Lost Animals: Extinction and the Photographic Record, by Errol Fuller, Princeton University Press (http://press.princeton.edu), 2014, 240 pages, $29.95
With countless books about species extinction under his belt – titles like Extinct Birds, Dodo: From Extinction to Icon, and The Great Auk: The Extinction of the Original Penguin – artist and writer Errol Fuller has long had his finger on the pulse of vanishing species. With Lost Animals: Extinction and the Photographic Record, Fuller takes a new look at extinction through the lens of the camera, exploring what in many cases has become the only visual proof of life known for these species.
Rather than recording the natural history of these lost species, Fuller instead examines the history of these species as recorded on film, be it the oft-paraded photograph of Martha, the Cincinnati Zoo’s last passenger pigeon, or the tragicomical series of photographs depicting the juvenile ivory-billed woodpecker known as ‘Sonny Boy’ perching like a pet atop a gentleman’s head and shoulders. Where a physical type specimen or stuffed museum mount captures the body of these creatures, these photographs capture their souls – the animus of animals in life, animated in spite of captivity or isolation, naive to the likelihood they might be the last of their kind.

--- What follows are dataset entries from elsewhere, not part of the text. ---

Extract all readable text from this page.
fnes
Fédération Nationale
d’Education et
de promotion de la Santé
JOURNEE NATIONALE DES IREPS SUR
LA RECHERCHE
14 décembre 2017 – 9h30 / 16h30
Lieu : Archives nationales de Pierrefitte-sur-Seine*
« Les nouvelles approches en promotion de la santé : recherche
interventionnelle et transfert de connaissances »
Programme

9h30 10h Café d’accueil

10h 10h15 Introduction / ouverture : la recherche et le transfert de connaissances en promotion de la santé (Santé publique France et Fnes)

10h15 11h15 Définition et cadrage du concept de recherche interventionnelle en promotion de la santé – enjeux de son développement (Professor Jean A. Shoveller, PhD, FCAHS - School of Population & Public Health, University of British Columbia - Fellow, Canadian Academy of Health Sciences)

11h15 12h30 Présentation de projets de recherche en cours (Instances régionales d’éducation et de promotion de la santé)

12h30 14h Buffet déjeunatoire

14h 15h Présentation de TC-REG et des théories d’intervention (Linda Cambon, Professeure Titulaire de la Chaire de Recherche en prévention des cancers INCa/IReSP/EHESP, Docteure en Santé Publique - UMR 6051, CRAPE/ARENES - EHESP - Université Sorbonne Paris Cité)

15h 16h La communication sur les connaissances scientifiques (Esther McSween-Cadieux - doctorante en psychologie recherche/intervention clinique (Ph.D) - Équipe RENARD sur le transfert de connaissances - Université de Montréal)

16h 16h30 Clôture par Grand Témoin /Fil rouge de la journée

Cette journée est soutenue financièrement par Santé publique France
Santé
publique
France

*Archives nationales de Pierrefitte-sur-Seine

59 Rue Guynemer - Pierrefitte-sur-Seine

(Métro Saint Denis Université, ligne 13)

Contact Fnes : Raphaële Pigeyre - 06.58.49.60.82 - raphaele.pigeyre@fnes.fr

Lost Animals could stand alone as a coffee table book, a poignant photographic memento ‘mori’ of humankind’s foibles and hubris in our capacity as sometimes-stewards of the land. But in reaching beyond the photographs to tell their stories, Fuller gets lost himself in a muddle of awkward sentence constructions, fuzzy logic, and passive voice. Looking at sentences mired in passive voice such as “…but most zoologists believe that by the time of the coming of Europeans they were…” (p 174) or “Hopes are expressed that birds may still survive…” (p 151), or clunky prose such as “Two years passed, and 21 birds of the species flew into a lighthouse,” the final result comes across unpolished.
Understandably, there is no shortage of uncertainty surrounding these species and the photographic record. But Fuller vacillates instead of authoritatively wrestling fact from fiction, seemingly unwilling to make a clear statement to any effect. Instead of asserting “The photographer is unknown,” he writes: “It has not proved possible to find details of when or how it was taken” (p 149). And several times Fuller makes baseless claims, editorializing unnecessarily about the lastness of a photograph’s subject. For example, he writes that the Kaua ‘i ‘O’o (Moho braccatus) featured in a 1975 photograph “may even have survived for long enough to become the very last” (p 147), a nebulous claim given how little was known about the species at that time, not to mention the fact that a pair of Kaua ‘i ‘O’o was sighted six years later and the last bird was seen in 1985. Or the waffling “…later in the year only a single individual seemed to be present” followed immediately by the groundless concession, “Either this bird, or perhaps another that was living nearby, was captured…” Pushing prose charged with reckless uncertainty, Fuller seems a fickle arbiter of lastness.
And for a book that professes to examine the photographic record, Fuller’s formula is erratic at best. While for most species he recounts the story behind the handful of photos that comprise a species’ “photographic record,” in some cases his pen wanders of course. For the three photographs known of the ‘O’u (Psittirostra psittacea) Hawaiian honeycreeper, not a single one is described in any more detail than the one or two sentences that make up the captions.
That being said, nowhere else will you find so haunting a gallery of ghosts. Whether it’s appropriate to canonize them as angels or deem them the demons of our follies, only time will tell. But by recording these spirits’ celluloid souls between the pages of Lost Animals, perhaps we’ll better remember what we’ve already lost.